Your post also reminded me of old school athletes constantly throwing it up to God after winning the big game. Lefties loved to mock those athletes because "why would God care about a football game", but that was never the implication. Those athletes were demonstrating humility.
I didn't either until an English teacher in college who was covering Shakespeare's Othello made the point. She interpreted Iago as the poster-child for unfettered praise heaped onto a person through their life. When they reach their peak as adults they are confronted with the tragedy of being mere second-best at something and that is the toxic frame of mind that can fester into the jealous rage that exemplified Iago's character. He conspired to destroy a national hero just because he cast a long shadow.
Enough people tell you you're the greatest, and you believe it, you may even be tempted to kill to make it so.

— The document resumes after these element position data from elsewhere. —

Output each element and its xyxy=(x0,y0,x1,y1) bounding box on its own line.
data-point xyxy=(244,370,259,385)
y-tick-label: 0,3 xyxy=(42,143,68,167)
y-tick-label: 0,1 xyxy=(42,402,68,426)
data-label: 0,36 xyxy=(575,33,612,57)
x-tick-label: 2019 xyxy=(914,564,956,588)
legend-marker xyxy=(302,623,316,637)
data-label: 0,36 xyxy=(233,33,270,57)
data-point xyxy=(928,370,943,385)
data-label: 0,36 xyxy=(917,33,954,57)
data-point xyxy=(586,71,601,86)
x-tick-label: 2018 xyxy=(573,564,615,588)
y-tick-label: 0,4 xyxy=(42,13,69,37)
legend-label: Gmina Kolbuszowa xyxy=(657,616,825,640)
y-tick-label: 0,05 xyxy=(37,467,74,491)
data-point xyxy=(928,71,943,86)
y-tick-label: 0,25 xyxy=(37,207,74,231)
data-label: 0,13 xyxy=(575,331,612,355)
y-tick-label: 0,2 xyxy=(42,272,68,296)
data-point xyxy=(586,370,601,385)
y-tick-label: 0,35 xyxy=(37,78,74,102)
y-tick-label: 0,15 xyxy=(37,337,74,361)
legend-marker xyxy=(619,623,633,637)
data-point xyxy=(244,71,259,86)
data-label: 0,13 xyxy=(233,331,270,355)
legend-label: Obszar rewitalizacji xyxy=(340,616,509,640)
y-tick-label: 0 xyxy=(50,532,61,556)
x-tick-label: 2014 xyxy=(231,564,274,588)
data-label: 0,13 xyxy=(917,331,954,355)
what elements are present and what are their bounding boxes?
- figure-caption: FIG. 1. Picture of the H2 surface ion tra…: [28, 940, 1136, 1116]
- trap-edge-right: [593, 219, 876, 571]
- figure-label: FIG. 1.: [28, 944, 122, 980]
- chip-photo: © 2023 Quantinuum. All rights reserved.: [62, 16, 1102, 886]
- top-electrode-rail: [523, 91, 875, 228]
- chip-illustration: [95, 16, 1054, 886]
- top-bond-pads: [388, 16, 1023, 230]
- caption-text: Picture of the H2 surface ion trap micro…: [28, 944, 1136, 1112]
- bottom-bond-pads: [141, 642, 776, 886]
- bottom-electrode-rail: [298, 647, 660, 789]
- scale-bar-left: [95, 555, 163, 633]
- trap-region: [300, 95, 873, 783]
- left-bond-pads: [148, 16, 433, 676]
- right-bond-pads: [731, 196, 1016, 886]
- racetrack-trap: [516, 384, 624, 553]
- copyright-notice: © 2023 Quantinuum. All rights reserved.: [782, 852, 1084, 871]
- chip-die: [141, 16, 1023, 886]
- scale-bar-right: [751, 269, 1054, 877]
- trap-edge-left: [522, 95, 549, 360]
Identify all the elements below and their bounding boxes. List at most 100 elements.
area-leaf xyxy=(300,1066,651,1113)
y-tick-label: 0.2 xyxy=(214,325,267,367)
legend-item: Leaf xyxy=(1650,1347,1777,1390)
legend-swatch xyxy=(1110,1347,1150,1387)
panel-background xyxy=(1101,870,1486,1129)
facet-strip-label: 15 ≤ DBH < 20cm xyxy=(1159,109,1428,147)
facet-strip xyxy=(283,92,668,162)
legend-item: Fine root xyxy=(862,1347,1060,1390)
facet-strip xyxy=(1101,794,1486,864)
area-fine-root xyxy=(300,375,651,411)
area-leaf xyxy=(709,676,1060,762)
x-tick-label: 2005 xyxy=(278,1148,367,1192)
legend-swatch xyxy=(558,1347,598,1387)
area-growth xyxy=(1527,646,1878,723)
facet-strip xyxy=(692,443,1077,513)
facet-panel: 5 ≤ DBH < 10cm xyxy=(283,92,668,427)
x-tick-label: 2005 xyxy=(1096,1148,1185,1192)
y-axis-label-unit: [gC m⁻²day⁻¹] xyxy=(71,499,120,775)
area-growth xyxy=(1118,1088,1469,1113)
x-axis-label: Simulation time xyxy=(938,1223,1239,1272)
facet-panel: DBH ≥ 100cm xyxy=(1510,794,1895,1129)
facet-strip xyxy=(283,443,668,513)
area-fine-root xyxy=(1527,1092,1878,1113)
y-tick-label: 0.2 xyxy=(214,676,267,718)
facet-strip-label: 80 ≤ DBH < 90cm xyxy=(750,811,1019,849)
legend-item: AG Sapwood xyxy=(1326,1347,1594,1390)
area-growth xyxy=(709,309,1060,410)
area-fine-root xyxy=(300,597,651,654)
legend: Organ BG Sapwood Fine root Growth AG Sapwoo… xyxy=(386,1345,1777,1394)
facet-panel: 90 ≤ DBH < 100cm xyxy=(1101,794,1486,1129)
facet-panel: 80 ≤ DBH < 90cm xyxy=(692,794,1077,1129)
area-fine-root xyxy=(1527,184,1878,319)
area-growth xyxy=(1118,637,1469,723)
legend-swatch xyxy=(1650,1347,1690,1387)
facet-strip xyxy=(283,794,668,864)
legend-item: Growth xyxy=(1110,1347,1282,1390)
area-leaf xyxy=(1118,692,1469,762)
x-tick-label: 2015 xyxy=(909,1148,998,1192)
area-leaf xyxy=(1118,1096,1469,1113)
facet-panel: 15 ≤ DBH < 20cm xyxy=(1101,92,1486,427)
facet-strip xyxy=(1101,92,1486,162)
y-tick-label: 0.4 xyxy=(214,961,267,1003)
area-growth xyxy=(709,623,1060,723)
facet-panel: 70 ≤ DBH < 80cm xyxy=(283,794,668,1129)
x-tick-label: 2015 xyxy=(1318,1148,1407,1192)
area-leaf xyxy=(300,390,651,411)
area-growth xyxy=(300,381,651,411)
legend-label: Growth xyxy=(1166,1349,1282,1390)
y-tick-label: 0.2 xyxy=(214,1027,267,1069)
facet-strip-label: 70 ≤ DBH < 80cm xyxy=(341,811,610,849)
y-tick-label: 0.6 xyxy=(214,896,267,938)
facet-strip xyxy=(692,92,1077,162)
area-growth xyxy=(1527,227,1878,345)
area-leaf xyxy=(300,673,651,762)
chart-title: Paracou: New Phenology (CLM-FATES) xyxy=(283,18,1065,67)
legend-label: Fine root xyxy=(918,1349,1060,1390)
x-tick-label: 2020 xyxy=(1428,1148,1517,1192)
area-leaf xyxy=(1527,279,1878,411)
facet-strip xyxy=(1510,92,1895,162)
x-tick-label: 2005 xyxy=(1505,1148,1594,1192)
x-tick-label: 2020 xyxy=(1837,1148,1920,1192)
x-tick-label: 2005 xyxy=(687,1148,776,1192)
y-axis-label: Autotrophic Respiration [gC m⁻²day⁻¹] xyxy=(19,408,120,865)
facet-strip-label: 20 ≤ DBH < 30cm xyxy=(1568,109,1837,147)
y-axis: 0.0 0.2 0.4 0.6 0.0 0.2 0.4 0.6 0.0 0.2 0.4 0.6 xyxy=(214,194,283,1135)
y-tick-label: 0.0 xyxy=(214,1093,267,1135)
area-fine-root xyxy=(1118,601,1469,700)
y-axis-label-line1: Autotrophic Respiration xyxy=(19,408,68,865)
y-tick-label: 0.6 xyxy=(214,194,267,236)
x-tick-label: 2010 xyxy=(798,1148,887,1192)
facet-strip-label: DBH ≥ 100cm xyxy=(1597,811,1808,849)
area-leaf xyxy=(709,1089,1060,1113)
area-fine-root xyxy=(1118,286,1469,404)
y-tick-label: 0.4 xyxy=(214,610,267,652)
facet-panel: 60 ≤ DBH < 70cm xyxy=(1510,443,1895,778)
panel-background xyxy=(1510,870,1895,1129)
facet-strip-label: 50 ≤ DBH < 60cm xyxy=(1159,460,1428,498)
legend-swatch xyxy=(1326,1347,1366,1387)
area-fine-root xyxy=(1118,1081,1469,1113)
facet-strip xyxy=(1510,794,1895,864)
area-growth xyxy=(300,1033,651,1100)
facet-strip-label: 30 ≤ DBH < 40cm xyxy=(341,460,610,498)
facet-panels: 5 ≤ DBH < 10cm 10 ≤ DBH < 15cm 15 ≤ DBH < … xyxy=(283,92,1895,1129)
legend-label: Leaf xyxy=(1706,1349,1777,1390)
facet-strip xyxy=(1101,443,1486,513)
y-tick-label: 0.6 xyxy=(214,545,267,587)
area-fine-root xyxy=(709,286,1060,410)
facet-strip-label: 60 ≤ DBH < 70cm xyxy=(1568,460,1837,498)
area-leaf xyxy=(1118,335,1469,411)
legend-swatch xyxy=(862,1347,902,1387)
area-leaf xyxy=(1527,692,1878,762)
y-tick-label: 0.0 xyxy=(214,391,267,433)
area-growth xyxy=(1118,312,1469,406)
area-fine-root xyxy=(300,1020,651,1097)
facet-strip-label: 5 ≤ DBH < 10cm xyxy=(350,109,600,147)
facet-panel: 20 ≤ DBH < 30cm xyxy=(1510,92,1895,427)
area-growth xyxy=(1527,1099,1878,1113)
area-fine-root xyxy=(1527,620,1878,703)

People will always react poorly to smugness borne from belief (or join in for unearned self gratification). That's not to say that it is always smugness, but it often comes off that way. I can suffer it if it promotes a baseline of actual virtue, though. Much better than the other forms of smugness borne from belief.
I meant the basic kind of pride that keeps you from looking like a total bag of shit in curlers and sweat pants when you go out to run errands, that sort of thing. Because to lack much isn't a good thing, either.